Mi tío Hernán fue invitado a una fiesta a favor de los bomberos de Obando. Dejó que lo acompañara y llevamos al mayordomo para tener alguna protección y conductor sobrio y armado para el regreso. El ambiente era pesado y lo marcaba bien el chistecito clásico de los moradores cuando alguien desprevenido preguntaba: “¿Esto es Obando?”, le contestaban desafiantes: “No señor, esto no es sobando, sino metiendo”.

Hernán se pasó de aguardientes. Llamativo con su especial figura tan diferente de la de los pobladores de la zona: alto, blanco, de ojos claros, comenzó a gritar agarrado a un poste del quiosco principal de la fiesta: “Adentro liberales pa hijueputas… sobrinito, atiéndalos que esta es mi gente”, y los abrazaba sonriente a pesar del huraño y agresivo gesto que tenían. Yo volaba sirviendo mil tragos aquí y allá, muerto de miedo y maravillado de cómo terminaban todos abrazados, comentando de sus tareas y sus afanes. Me parecía terrible que Hernán repitiera a cada rato: “Sobrinito, estos hijueputas liberales son mi gente”. Ya ninguna cantidad de trago me parecía suficiente para calmar el ambiente. Nunca me había sentido tan tenso y cansado. Por fin logré arrastrar a mi tío, con la ayuda del mayordomo, hasta el Toyota y salir para la finca. Esa noche me derrumbé en la cama.

Otra noche, solo en la casa, comenzando el amanecer sentí pasos de botas en el patio de la finca junto a la puerta, y una fuerte voz que pedía abrirla. Sentí la muerte cerca, la inutilidad de mi revólver y la imposibilidad de escaparme. Abrí la puerta y encontré, para calmar la angustia, una patrulla del Ejército. Arrastraban un cadáver mutilado y solicitaban reconocerlo. Lo habían desamarrado del quiebrapatas de la entrada a la finca, castrado, con sus testículos en la boca cosida con cabuya. No pude identificarlo, pero el teniente insistió en que era un mensaje para nosotros y debíamos protegernos. Había llegado el zarpazo de Zarpazo, el bandolero liberal, quién arribó para arañarnos el alma.
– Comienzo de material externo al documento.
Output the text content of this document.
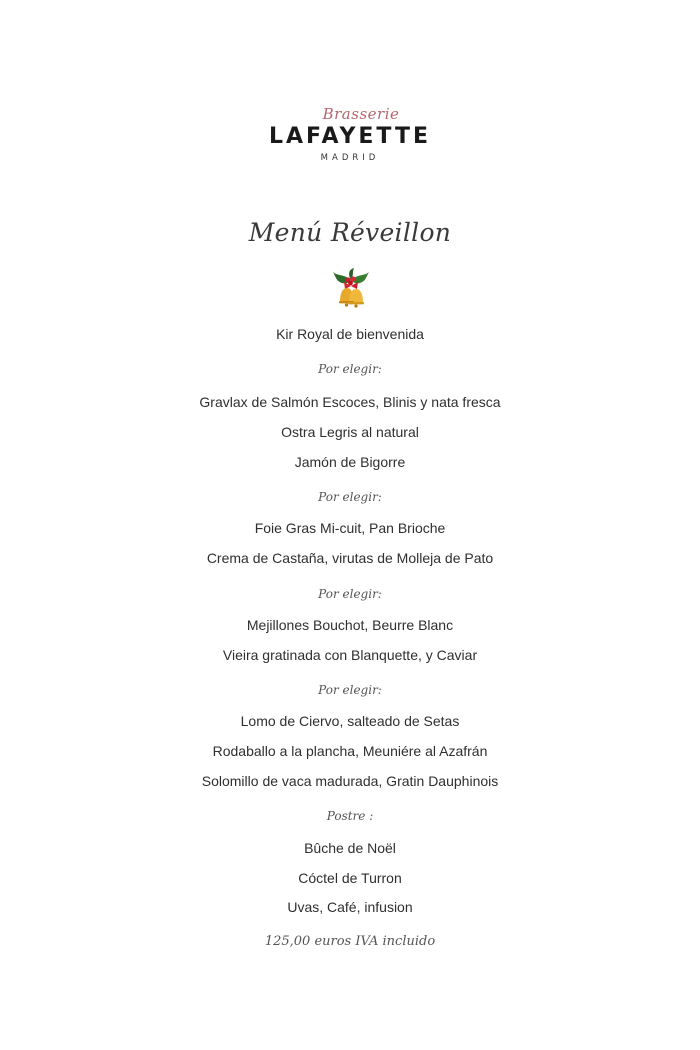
Brasserie
LAFAYETTE
MADRID
Menú Réveillon
Kir Royal de bienvenida
Por elegir:
Gravlax de Salmón Escoces, Blinis y nata fresca
Ostra Legris al natural
Jamón de Bigorre
Por elegir:
Foie Gras Mi-cuit, Pan Brioche
Crema de Castaña, virutas de Molleja de Pato
Por elegir:
Mejillones Bouchot, Beurre Blanc
Vieira gratinada con Blanquette, y Caviar
Por elegir:
Lomo de Ciervo, salteado de Setas
Rodaballo a la plancha, Meuniére al Azafrán
Solomillo de vaca madurada, Gratin Dauphinois
Postre :
Bûche de Noël
Cóctel de Turron
Uvas, Café, infusion
125,00 euros IVA incluido
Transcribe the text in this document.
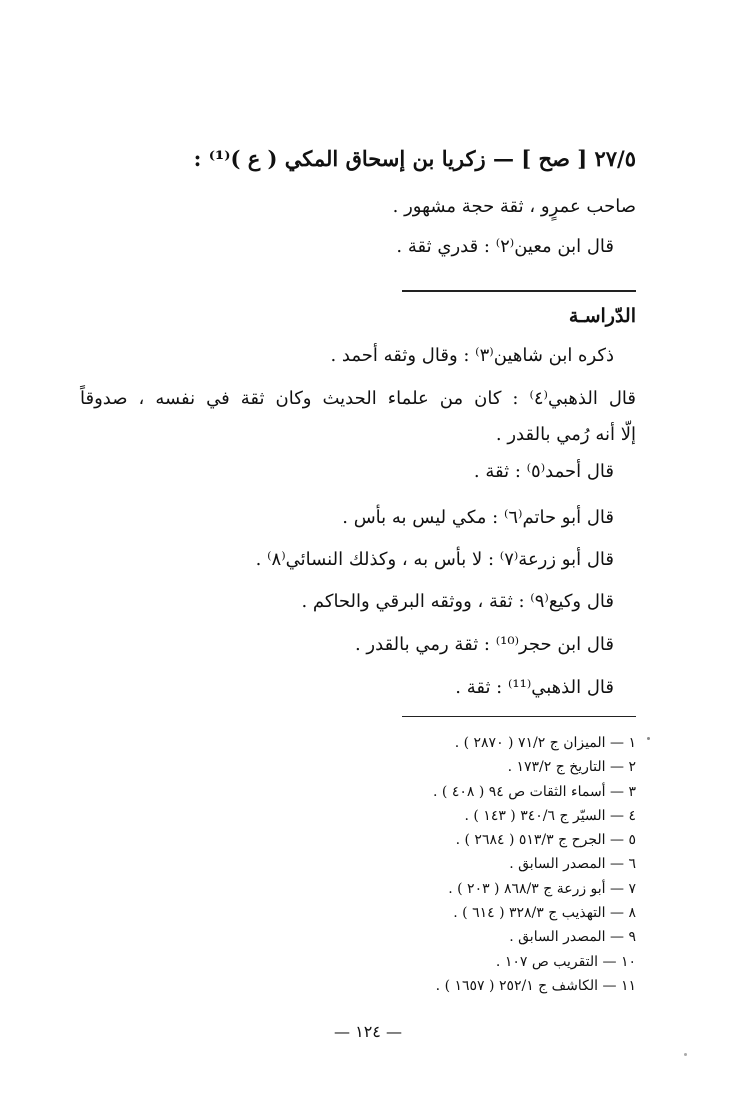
٢٧/٥ [ صح ] — زكريا بن إسحاق المكي ( ع )⁽¹⁾ :
صاحب عمرٍو ، ثقة حجة مشهور .
قال ابن معين⁽٢⁾ : قدري ثقة .
الدّراسـة
ذكره ابن شاهين⁽٣⁾ : وقال وثقه أحمد .
قال الذهبي⁽٤⁾ : كان من علماء الحديث وكان ثقة في نفسه ، صدوقاً
إلّا أنه رُمي بالقدر .
قال أحمد⁽٥⁾ : ثقة .
قال أبو حاتم⁽٦⁾ : مكي ليس به بأس .
قال أبو زرعة⁽٧⁾ : لا بأس به ، وكذلك النسائي⁽٨⁾ .
قال وكيع⁽٩⁾ : ثقة ، ووثقه البرقي والحاكم .
قال ابن حجر⁽¹⁰⁾ : ثقة رمي بالقدر .
قال الذهبي⁽¹¹⁾ : ثقة .
١ — الميزان ج ٧١/٢ ( ٢٨٧٠ ) .
٢ — التاريخ ج ١٧٣/٢ .
٣ — أسماء الثقات ص ٩٤ ( ٤٠٨ ) .
٤ — السيّر ج ٣٤٠/٦ ( ١٤٣ ) .
٥ — الجرح ج ٥١٣/٣ ( ٢٦٨٤ ) .
٦ — المصدر السابق .
٧ — أبو زرعة ج ٨٦٨/٣ ( ٢٠٣ ) .
٨ — التهذيب ج ٣٢٨/٣ ( ٦١٤ ) .
٩ — المصدر السابق .
١٠ — التقريب ص ١٠٧ .
١١ — الكاشف ج ٢٥٢/١ ( ١٦٥٧ ) .
— ١٢٤ —
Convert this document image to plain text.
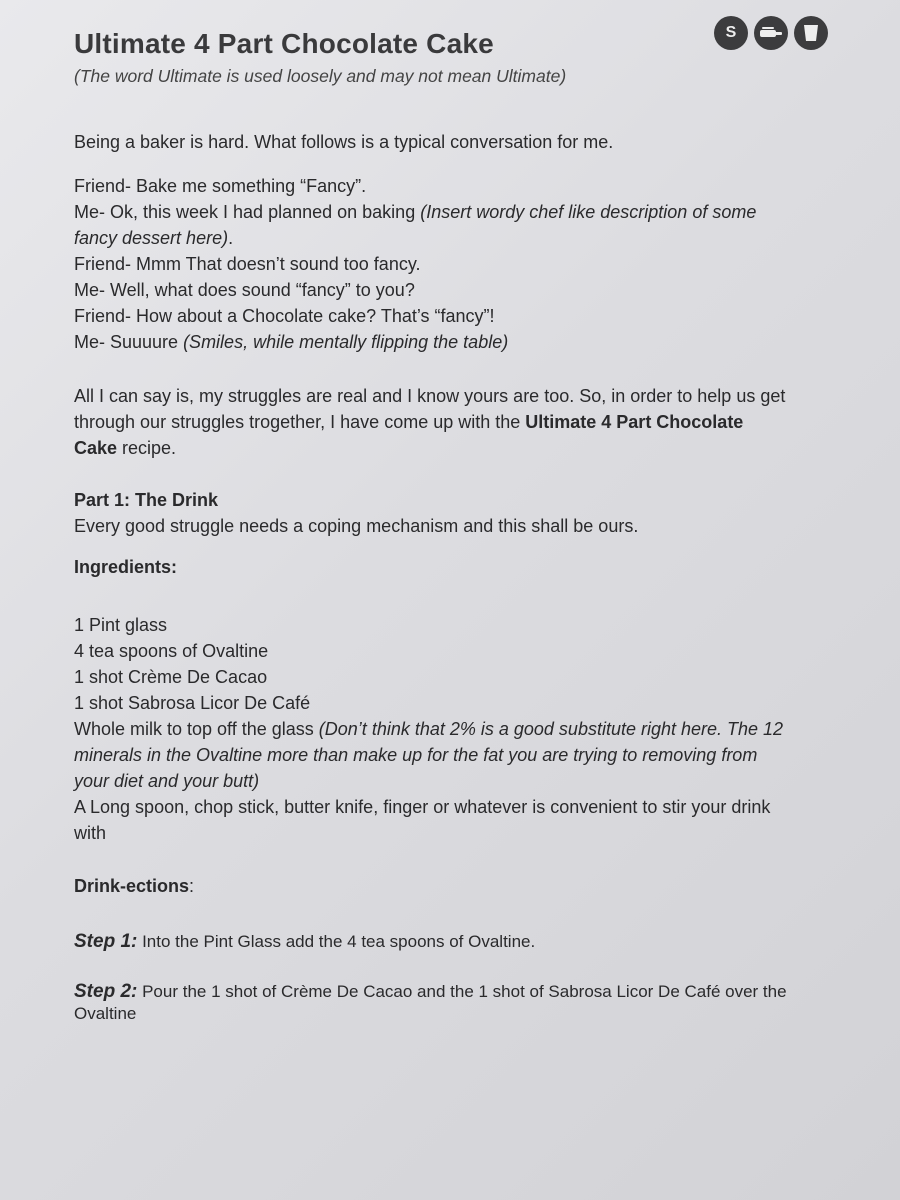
S
Ultimate 4 Part Chocolate Cake
(The word Ultimate is used loosely and may not mean Ultimate)
Being a baker is hard. What follows is a typical conversation for me.
Friend- Bake me something “Fancy”.
Me- Ok, this week I had planned on baking (Insert wordy chef like description of some fancy dessert here).
Friend- Mmm That doesn’t sound too fancy.
Me- Well, what does sound “fancy” to you?
Friend- How about a Chocolate cake? That’s “fancy”!
Me- Suuuure (Smiles, while mentally flipping the table)
All I can say is, my struggles are real and I know yours are too. So, in order to help us get through our struggles trogether, I have come up with the Ultimate 4 Part Chocolate Cake recipe.
Part 1: The Drink
Every good struggle needs a coping mechanism and this shall be ours.
Ingredients:
1 Pint glass
4 tea spoons of Ovaltine
1 shot Crème De Cacao
1 shot Sabrosa Licor De Café
Whole milk to top off the glass (Don’t think that 2% is a good substitute right here. The 12 minerals in the Ovaltine more than make up for the fat you are trying to removing from your diet and your butt)
A Long spoon, chop stick, butter knife, finger or whatever is convenient to stir your drink with
Drink-ections:
Step 1: Into the Pint Glass add the 4 tea spoons of Ovaltine.
Step 2: Pour the 1 shot of Crème De Cacao and the 1 shot of Sabrosa Licor De Café over the Ovaltine
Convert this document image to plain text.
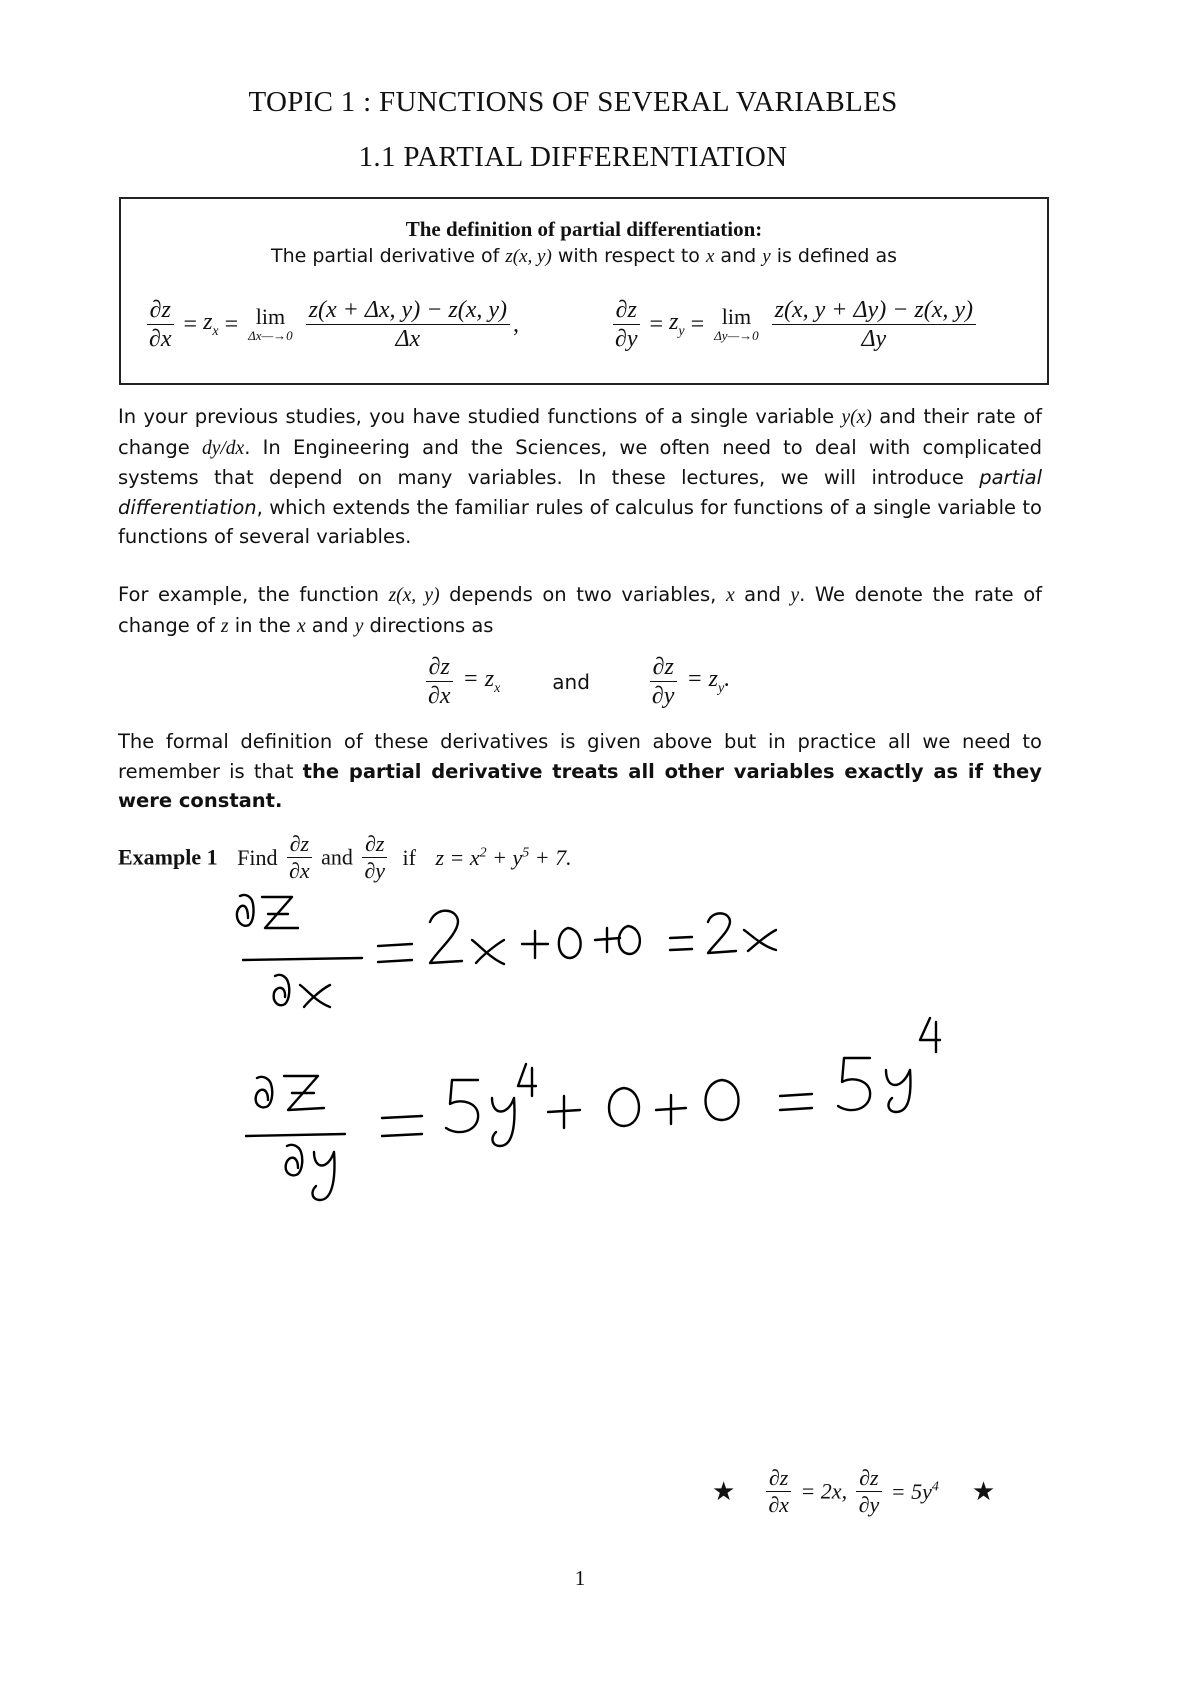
TOPIC 1 : FUNCTIONS OF SEVERAL VARIABLES
1.1 PARTIAL DIFFERENTIATION
The definition of partial differentiation:
The partial derivative of z(x, y) with respect to x and y is defined as
$\frac{\partial z}{\partial x} = z_x = \lim$
Δx—→0
$\frac{z(x + \Delta x, y) - z(x, y)}{\Delta x}$ ,	$\frac{\partial z}{\partial y} = z_y = \lim$
Δy—→0
$\frac{z(x, y + \Delta y) - z(x, y)}{\Delta y}$
In your previous studies, you have studied functions of a single variable y(x) and their rate of change dy/dx. In Engineering and the Sciences, we often need to deal with complicated systems that depend on many variables. In these lectures, we will introduce partial differentiation, which extends the familiar rules of calculus for functions of a single variable to functions of several variables.
For example, the function z(x, y) depends on two variables, x and y. We denote the rate of change of z in the x and y directions as
$\frac{\partial z}{\partial x} = z_x$	and $\frac{\partial z}{\partial y} = z_y$.
The formal definition of these derivatives is given above but in practice all we need to remember is that the partial derivative treats all other variables exactly as if they were constant.
Example 1 Find $\frac{\partial z}{\partial x}$ and $\frac{\partial z}{\partial y}$ if $z = x^2 + y^5 + 7$.
★ $\frac{\partial z}{\partial x} = 2x$, $\frac{\partial z}{\partial y} = 5y^4$ ★
1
A los pocos días, muy cerca al otro lado de la carretera principal comenzando la montaña, Zarpazo asesinó a un cultivador vecino que hacía gala de ser militar retirado, veterano de la guerra de Corea, de vivir armado y de no tenerle miedo a las amenazas. Le cobró sus palabras y, como mensaje para que guardáramos silencio, le hizo el “corte de corbata” sacándole la lengua por un tajo de machete en su garganta. Allí también cayeron su mayordomo y otro trabajador, picados en pequeños trozos con un pesado machete llamado rula. “Picados para tamal”, como le gustaba a Zarpazo dejarnos a los godos.

Yo estaba de ronda en la finca e imprudentemente fui a ver lo que había sucedido. La impresión fue espantosa. Veía a las esposas y a los hijos de los campesinos estremecidos junto a los cadáveres. Compartir ese dolor con las conocidas familias de las víctimas me dejó sin palabras y sin lágrimas. Desde mi caballo alcancé a ver a la columna de Zarpazo pasando el filo de la colina cercana. Me sentí perdido.

  Esa noche nos fuimos a vivir a Cartago y a buscar protección del Ejército. La vida se transformó en una pesadilla y el manejo de los cultivos muy complicado. Afortunadamente faltaba poco tiempo para recoger las cosechas y mal que bien el trabajo pudo hacerse.

Pasó la cosecha y mi tío llegó al cultivo, contento y agradecido. Me forzó a aceptar una buena suma de dinero en efectivo y, ante los reclamos por lo excesiva,  me repetía: “sobrinito, es el salario del miedo”.